In [None]:
!pip install d2l

In [None]:
import collections
import math
import torch 
import torch.nn as nn
from d2l import torch as d2l

# Encoder

In [None]:
class Seq2SeqEncoder(nn.Module):
  """The RNN encoder for sequence to sequence learning"""
  def __init__(self, vocab_size, embed_size, num_hiddens, num_layers, dropout=0, **kwargs):
    super(Seq2SeqEncoder, self).__init__(**kwargs)
    # Embedding layer
    self.embedding = nn.Embedding(vocab_size, embed_size)
    self.rnn = nn.GRU(embed_size, num_hiddens, num_layers, dropout=dropout)

  def forward(self, X, *args):
    # Input X shape: (batch_size, num_steps)
    X = self.embedding(X) # Shape of X after embedding: (batch_size, num_steps, embed_size)

    # In RNN models the first axis corresponds to time steps
    X = X.permute(1,0,2)    # shape: (num_steps, batch_size, embed_size)

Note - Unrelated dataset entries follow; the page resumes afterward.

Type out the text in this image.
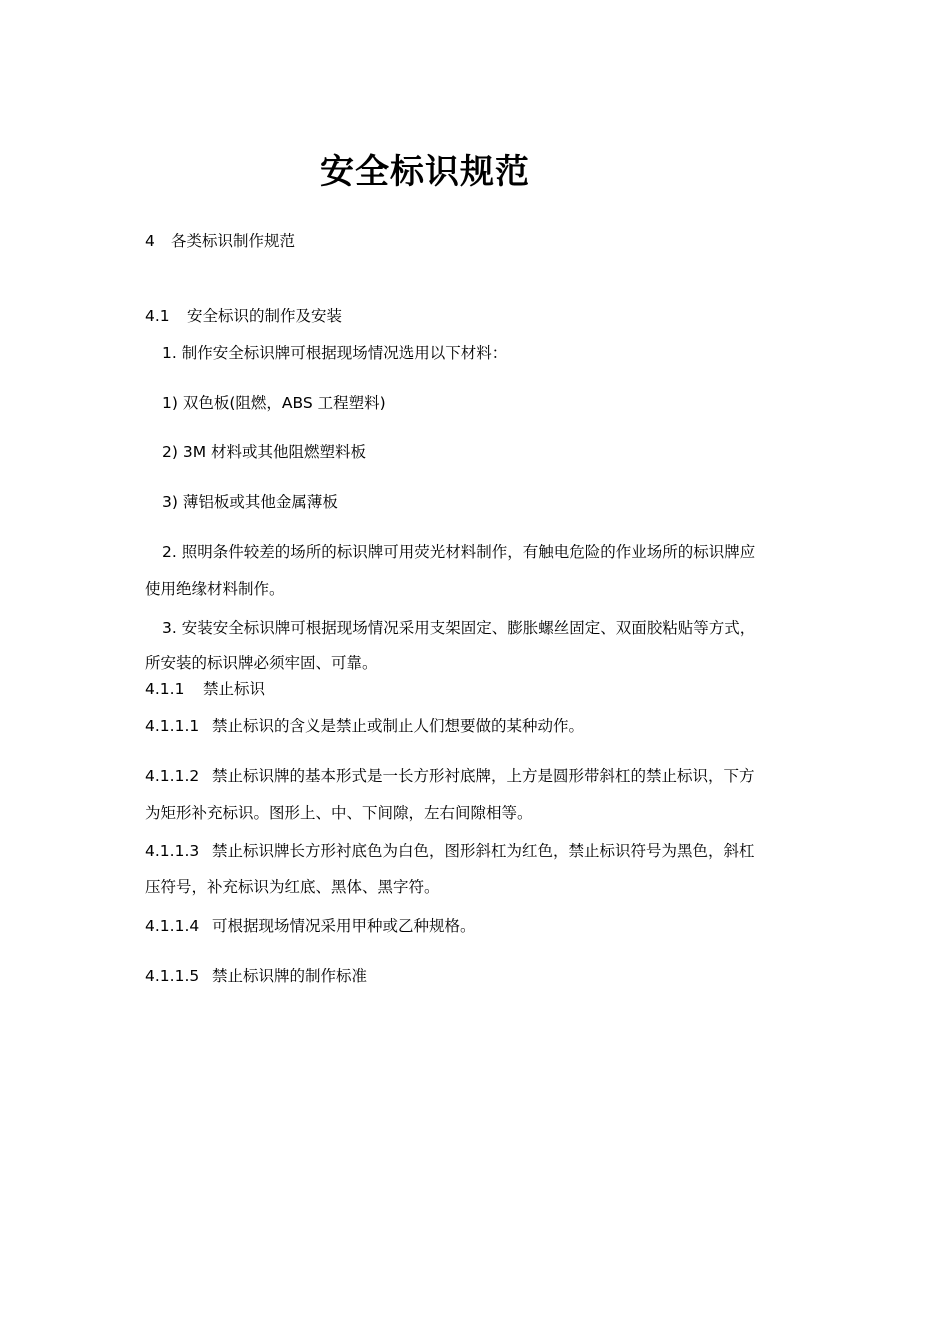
安全标识规范
4 各类标识制作规范
4.1 安全标识的制作及安装
1. 制作安全标识牌可根据现场情况选用以下材料：
1) 双色板(阻燃，ABS 工程塑料)
2) 3M 材料或其他阻燃塑料板
3) 薄铝板或其他金属薄板
2. 照明条件较差的场所的标识牌可用荧光材料制作，有触电危险的作业场所的标识牌应
使用绝缘材料制作。
3. 安装安全标识牌可根据现场情况采用支架固定、膨胀螺丝固定、双面胶粘贴等方式，
所安装的标识牌必须牢固、可靠。
4.1.1 禁止标识
4.1.1.1 禁止标识的含义是禁止或制止人们想要做的某种动作。
4.1.1.2 禁止标识牌的基本形式是一长方形衬底牌，上方是圆形带斜杠的禁止标识，下方
为矩形补充标识。图形上、中、下间隙，左右间隙相等。
4.1.1.3 禁止标识牌长方形衬底色为白色，图形斜杠为红色，禁止标识符号为黑色，斜杠
压符号，补充标识为红底、黑体、黑字符。
4.1.1.4 可根据现场情况采用甲种或乙种规格。
4.1.1.5 禁止标识牌的制作标准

    # When state is not mentioned, it defaults to zeros
    output, state = self.rnn(X)

    # output shape: (num_steps, batch_size, num_hiddens)
    # state shape: (num_layers, batch_size, num_hiddens)
    return output, state

In [None]:
# Testig above implementation
encoder = Seq2SeqEncoder(vocab_size=10, embed_size=8, num_hiddens=16, num_layers=2)
encoder.eval()
batch_size = 4
num_steps = 7
X = torch.zeros((batch_size,num_steps), dtype=torch.long)
output, state = encoder(X)
print(output.shape)
print(state.shape)

torch.Size([7, 4, 16])
torch.Size([2, 4, 16])


# Decoder

In [None]:
class Seq2SeqDecoder(nn.Module):
  def __init__(self, vocab_size, num_hiddens, embed_size, num_layers, dropout=0, **kwargs):
    super(Seq2SeqDecoder, self).__init__(**kwargs)
    self.embedding = nn.Embedding(vocab_size, embed_size)
    self.rnn = nn.GRU(embed_size + num_hiddens, num_hiddens, num_layers, dropout=dropout)
    self.dense = nn.Linear(num_hiddens, vocab_size)

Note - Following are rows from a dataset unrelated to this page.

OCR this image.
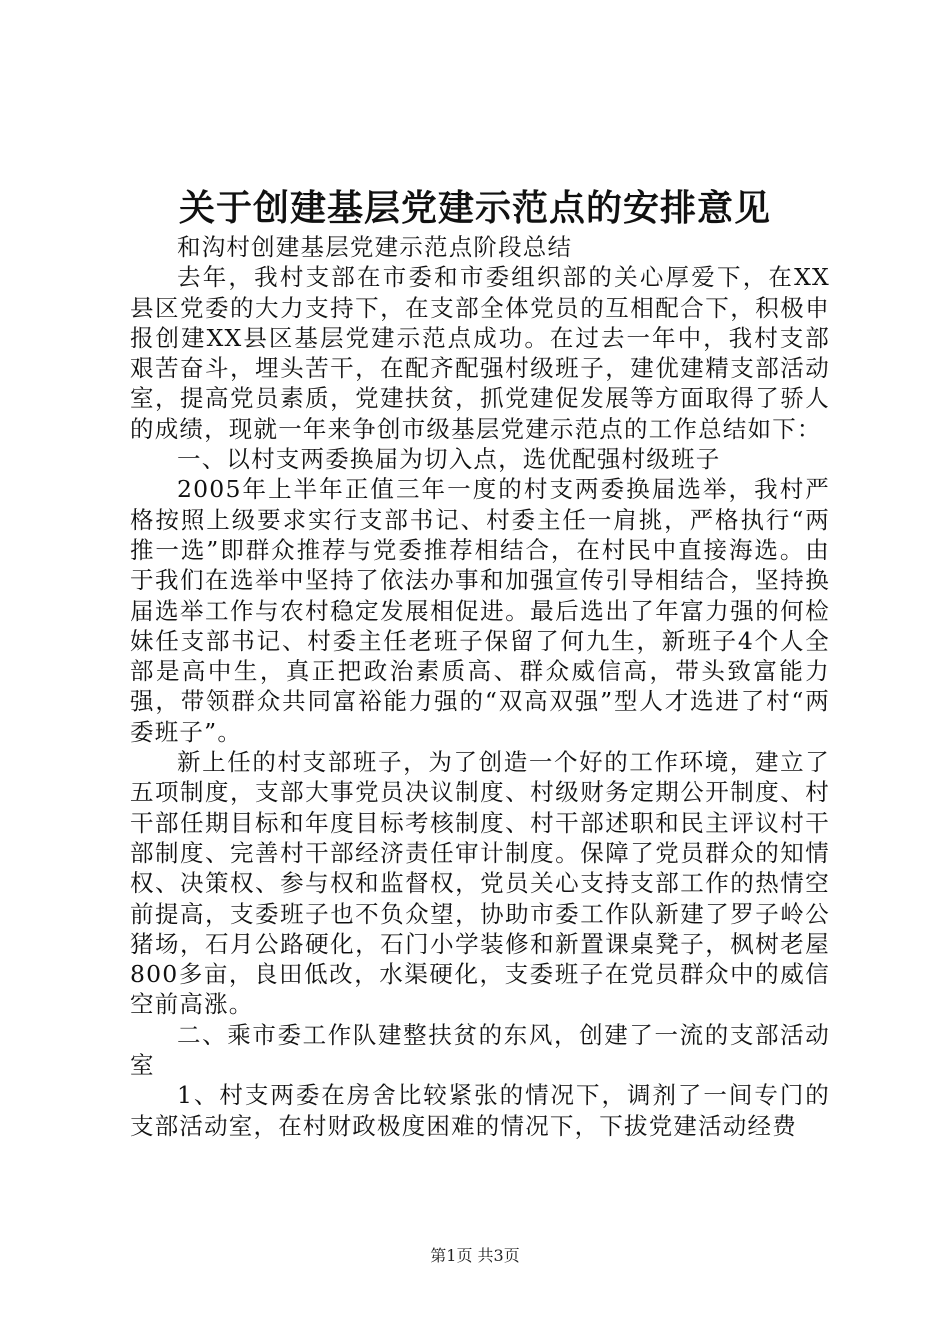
关于创建基层党建示范点的安排意见

和沟村创建基层党建示范点阶段总结

去年，我村支部在市委和市委组织部的关心厚爱下，在XX县区党委的大力支持下，在支部全体党员的互相配合下，积极申报创建XX县区基层党建示范点成功。在过去一年中，我村支部艰苦奋斗，埋头苦干，在配齐配强村级班子，建优建精支部活动室，提高党员素质，党建扶贫，抓党建促发展等方面取得了骄人的成绩，现就一年来争创市级基层党建示范点的工作总结如下：

一、以村支两委换届为切入点，选优配强村级班子

2005年上半年正值三年一度的村支两委换届选举，我村严格按照上级要求实行支部书记、村委主任一肩挑，严格执行“两推一选”即群众推荐与党委推荐相结合，在村民中直接海选。由于我们在选举中坚持了依法办事和加强宣传引导相结合，坚持换届选举工作与农村稳定发展相促进。最后选出了年富力强的何检妹任支部书记、村委主任老班子保留了何九生，新班子4个人全部是高中生，真正把政治素质高、群众威信高，带头致富能力强，带领群众共同富裕能力强的“双高双强”型人才选进了村“两委班子”。

新上任的村支部班子，为了创造一个好的工作环境，建立了五项制度，支部大事党员决议制度、村级财务定期公开制度、村干部任期目标和年度目标考核制度、村干部述职和民主评议村干部制度、完善村干部经济责任审计制度。保障了党员群众的知情权、决策权、参与权和监督权，党员关心支持支部工作的热情空前提高，支委班子也不负众望，协助市委工作队新建了罗子岭公猪场，石月公路硬化，石门小学装修和新置课桌凳子，枫树老屋800多亩，良田低改，水渠硬化，支委班子在党员群众中的威信空前高涨。

二、乘市委工作队建整扶贫的东风，创建了一流的支部活动室

1、村支两委在房舍比较紧张的情况下，调剂了一间专门的支部活动室，在村财政极度困难的情况下，下拔党建活动经费

第1页 共3页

  def init_state(self, enc_outputs, *args):
    return enc_outputs[1]

  def forward(self, X, state):
    # Input shape of X: (batch_size,num_steps)
    X = self.embedding(X) # (batch_size, num_steps, embed_size)
    X = X.permute(1,0,2)  # (num_steps, batch_size, embed_size)

    # Broadcast context
    context = state[-1].repeat(X.shape[0], 1, 1)  # (num_steps, batch_size, num_hiddens)
    X_and_context = torch.cat((X,context), 2)   # (num_steps, batch_size, embed_size + num_hiddens)

    output, state = self.rnn(X_and_context, state) 
    output = self.dense(output).permute(1,0,2)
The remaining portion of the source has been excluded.